In palazzi appositamente deputati venivano fatti tutti gli esperimenti sulla probabilità. Ci si era resi conto, col tempo, che la statistica non possedeva null’altro che quella pur solidissima base teorica, ma non poteva offrire quei riscontri pratici che servivano in quella società basata sul lavoro; e al fine di combattere gli scettici per natura, quei dubbiosi che dal tanto dubitare alla fine si convincono dell’improbabilità di molte cose solo per diffidenza, e ne fanno una verità assoluta che tanto disturba gli statistici – se così vogliamo chiamarli - e poco gli statisti, si era organizzata una struttura preposta alla verifica empirica di tutti i paragoni statistici che erano stati usati nei secoli precedenti per fornire l’esatto termine di misura per ogni previsione, garantendo il minor margine di errore possibile: anzi, si arrivò a sostenere che, nel giro di pochi anni, grazie al sistema intrapreso nelle dimostrazioni, si sarebbe con certezza arrivati ad un vero e proprio registro di tutti i paragoni possibili.
La struttura di tale struttura non lasciava niente al caso, così come il suo funzionamento. Un Ente Nazionale, a partecipazione quasi interamente statale (faceva eccezione il contributo di qualche benefattore che si sarebbe così garantito la gloria e la fama eterna di filantropo, legando il proprio nome al numero di occorrenze di un certo evento, in qualità di misuratore di quantità), aveva sede nel famoso Palazzo una volta della Provincia – al momento dell’abolizione di questa obsoleta e anti-unitaria istituzione aveva ospitato per circa un decennio una televisione privata, che aveva poi venduto parte degli uffici riadattati a studio per le riprese ad una nota azienda di documentari sanitari sulla riproduzione, che a sua volta le aveva subaffittati a banche per poi trasformare i piani dal 4 al 15 in un centro per la distribuzione dei tagliandi della lotteria iranica – e divideva la sua attività in due rami: la ricerca e la sperimentazione.
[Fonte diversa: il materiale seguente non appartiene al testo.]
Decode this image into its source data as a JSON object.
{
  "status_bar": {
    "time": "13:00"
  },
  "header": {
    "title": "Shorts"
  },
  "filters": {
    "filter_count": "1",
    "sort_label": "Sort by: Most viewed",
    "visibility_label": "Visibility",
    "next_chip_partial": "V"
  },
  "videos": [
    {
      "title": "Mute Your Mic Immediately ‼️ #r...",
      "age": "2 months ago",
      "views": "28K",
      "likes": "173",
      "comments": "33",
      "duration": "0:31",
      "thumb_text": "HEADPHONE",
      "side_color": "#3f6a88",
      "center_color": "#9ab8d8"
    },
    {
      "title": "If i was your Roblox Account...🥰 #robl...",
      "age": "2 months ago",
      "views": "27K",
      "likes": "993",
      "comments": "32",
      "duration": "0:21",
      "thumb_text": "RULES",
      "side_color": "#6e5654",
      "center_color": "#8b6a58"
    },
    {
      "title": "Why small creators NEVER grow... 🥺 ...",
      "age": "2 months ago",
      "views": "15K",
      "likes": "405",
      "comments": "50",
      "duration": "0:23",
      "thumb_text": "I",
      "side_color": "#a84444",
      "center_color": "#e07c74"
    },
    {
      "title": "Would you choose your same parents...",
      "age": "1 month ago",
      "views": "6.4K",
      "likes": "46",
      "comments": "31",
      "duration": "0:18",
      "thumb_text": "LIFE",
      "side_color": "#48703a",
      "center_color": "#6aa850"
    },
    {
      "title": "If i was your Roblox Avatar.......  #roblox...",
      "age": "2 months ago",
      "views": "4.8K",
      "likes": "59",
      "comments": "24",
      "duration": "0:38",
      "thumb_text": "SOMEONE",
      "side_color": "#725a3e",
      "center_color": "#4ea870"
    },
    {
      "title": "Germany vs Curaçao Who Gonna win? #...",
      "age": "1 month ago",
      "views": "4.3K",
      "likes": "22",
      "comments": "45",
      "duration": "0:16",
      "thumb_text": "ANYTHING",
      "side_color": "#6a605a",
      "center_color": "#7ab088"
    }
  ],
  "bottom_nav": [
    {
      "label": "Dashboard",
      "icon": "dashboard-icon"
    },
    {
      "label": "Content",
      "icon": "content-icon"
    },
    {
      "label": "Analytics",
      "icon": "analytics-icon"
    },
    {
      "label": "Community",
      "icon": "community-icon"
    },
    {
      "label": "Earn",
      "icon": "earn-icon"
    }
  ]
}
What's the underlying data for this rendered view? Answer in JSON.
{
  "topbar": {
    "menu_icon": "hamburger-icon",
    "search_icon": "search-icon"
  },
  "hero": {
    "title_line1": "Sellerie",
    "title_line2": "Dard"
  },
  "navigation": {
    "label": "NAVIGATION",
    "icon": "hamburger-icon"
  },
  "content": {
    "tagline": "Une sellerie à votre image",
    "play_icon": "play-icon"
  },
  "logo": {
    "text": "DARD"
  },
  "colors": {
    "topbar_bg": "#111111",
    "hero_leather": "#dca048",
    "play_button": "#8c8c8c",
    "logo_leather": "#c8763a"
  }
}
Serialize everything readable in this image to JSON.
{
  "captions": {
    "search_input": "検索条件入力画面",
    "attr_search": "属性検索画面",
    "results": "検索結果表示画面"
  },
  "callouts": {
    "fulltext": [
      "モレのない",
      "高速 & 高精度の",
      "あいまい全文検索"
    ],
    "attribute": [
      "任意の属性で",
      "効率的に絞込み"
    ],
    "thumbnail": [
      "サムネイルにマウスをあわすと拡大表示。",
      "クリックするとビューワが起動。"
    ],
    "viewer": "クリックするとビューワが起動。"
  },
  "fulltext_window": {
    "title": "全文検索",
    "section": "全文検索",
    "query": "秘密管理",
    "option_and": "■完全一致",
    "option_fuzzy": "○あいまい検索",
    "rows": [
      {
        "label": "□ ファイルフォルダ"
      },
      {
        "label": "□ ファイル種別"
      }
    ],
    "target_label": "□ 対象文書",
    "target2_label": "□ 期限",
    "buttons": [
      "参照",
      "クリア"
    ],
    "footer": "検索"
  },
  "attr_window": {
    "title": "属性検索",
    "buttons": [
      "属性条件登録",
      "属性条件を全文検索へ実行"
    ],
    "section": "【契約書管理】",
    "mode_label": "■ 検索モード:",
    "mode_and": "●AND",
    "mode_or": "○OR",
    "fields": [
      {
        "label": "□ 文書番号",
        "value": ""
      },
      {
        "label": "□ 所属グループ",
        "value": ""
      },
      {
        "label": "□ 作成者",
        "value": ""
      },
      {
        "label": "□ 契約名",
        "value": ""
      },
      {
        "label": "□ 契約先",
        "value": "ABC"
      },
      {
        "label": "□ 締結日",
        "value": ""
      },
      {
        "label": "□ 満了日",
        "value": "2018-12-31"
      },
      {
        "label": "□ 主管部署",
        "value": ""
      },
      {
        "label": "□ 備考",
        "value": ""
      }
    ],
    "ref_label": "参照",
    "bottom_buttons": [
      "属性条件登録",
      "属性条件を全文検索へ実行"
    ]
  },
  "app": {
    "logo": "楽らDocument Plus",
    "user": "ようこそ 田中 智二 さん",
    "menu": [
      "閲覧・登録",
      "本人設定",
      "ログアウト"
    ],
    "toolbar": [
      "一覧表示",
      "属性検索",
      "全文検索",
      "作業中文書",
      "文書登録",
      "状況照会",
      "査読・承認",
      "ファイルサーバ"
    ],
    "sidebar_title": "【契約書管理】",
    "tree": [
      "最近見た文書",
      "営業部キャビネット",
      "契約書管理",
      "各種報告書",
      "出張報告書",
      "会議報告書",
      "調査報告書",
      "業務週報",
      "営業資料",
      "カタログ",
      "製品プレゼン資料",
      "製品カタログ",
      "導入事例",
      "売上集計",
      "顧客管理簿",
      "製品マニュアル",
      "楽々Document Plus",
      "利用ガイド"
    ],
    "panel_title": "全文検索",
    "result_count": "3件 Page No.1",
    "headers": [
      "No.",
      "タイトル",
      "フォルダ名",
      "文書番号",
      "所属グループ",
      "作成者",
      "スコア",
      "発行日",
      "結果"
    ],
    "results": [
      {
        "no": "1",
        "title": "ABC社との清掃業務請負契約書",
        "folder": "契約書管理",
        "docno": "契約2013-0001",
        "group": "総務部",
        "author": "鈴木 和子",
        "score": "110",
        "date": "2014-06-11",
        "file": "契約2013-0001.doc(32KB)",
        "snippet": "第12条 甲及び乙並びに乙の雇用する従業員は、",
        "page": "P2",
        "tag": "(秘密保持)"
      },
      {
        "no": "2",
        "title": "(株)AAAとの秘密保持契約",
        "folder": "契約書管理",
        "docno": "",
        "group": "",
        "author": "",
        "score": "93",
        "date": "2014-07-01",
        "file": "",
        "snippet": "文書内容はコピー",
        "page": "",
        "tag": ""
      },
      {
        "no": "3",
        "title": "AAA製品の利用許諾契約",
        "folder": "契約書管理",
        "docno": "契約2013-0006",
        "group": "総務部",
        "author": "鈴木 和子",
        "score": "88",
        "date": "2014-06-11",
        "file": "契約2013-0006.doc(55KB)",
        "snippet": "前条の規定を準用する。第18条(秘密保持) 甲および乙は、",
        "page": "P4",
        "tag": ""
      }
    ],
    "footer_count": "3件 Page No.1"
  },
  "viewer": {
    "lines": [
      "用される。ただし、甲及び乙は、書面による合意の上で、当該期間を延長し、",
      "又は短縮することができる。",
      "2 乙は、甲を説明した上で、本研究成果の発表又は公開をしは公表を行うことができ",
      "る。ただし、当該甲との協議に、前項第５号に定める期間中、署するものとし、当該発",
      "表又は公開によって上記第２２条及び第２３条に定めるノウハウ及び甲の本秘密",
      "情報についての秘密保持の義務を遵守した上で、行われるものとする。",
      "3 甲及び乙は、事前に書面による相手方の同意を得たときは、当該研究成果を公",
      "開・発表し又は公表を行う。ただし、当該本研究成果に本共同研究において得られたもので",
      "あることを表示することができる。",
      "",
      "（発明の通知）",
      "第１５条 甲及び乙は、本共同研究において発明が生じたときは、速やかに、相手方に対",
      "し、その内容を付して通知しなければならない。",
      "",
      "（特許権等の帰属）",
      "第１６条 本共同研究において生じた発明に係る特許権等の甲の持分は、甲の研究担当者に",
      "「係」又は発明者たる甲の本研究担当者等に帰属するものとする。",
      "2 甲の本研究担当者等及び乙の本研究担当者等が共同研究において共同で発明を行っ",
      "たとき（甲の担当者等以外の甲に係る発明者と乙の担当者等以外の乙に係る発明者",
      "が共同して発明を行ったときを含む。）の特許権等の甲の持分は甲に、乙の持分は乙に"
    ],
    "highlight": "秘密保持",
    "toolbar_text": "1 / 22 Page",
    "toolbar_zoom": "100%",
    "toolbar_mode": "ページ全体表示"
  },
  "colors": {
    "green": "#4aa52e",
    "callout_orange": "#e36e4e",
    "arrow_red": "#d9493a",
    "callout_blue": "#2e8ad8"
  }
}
La ricerca in realtà occupava solo il sesto piano e i sottostanti. Circa un centinaio di dipendenti passava le giornate a spulciare, pagina per pagina, parola per parola, tutti i testi degli ultimi duemila anni scritti nella nostra gloriosa lingua. Certo, si sospetterà che così pochi dipendenti, sebbene preparati, non potessero in alcun modo essere gli artefici della ricerca minuziosa che tanti risultati aveva dato anche in senso letterale del termine: una quantità di dati che, in soli quattro anni di funzionamento, avrebbe dovuto impiegare migliaia e migliaia di persone nella sola ricerca di informazioni per gli esperimenti successivi; ma invero, un semplice trucco bastava per individuare rapidamente il dato desiderato fra milioni. Con l’aiuto di potenti calcolatori, gli impiegati del sesto piano scremavano i testi in base a parole chiave quali “probabilità”, “maggiore”, “minore”, “più”, “meno” ed altre, legate evidentemente ad un paragone. In nessun caso il sesto piano era autorizzato a segnalare le perifrasi, perché compito del quinto piano. Poi al quarto e al terzo solo una trentina di impiegati maneggiavano il materiale per le tabelle di confronto che servivano al secondo piano per inviare i paragoni al primo, il cui compito era il più delicato e dove erano assegnati solo una quindicina di persone.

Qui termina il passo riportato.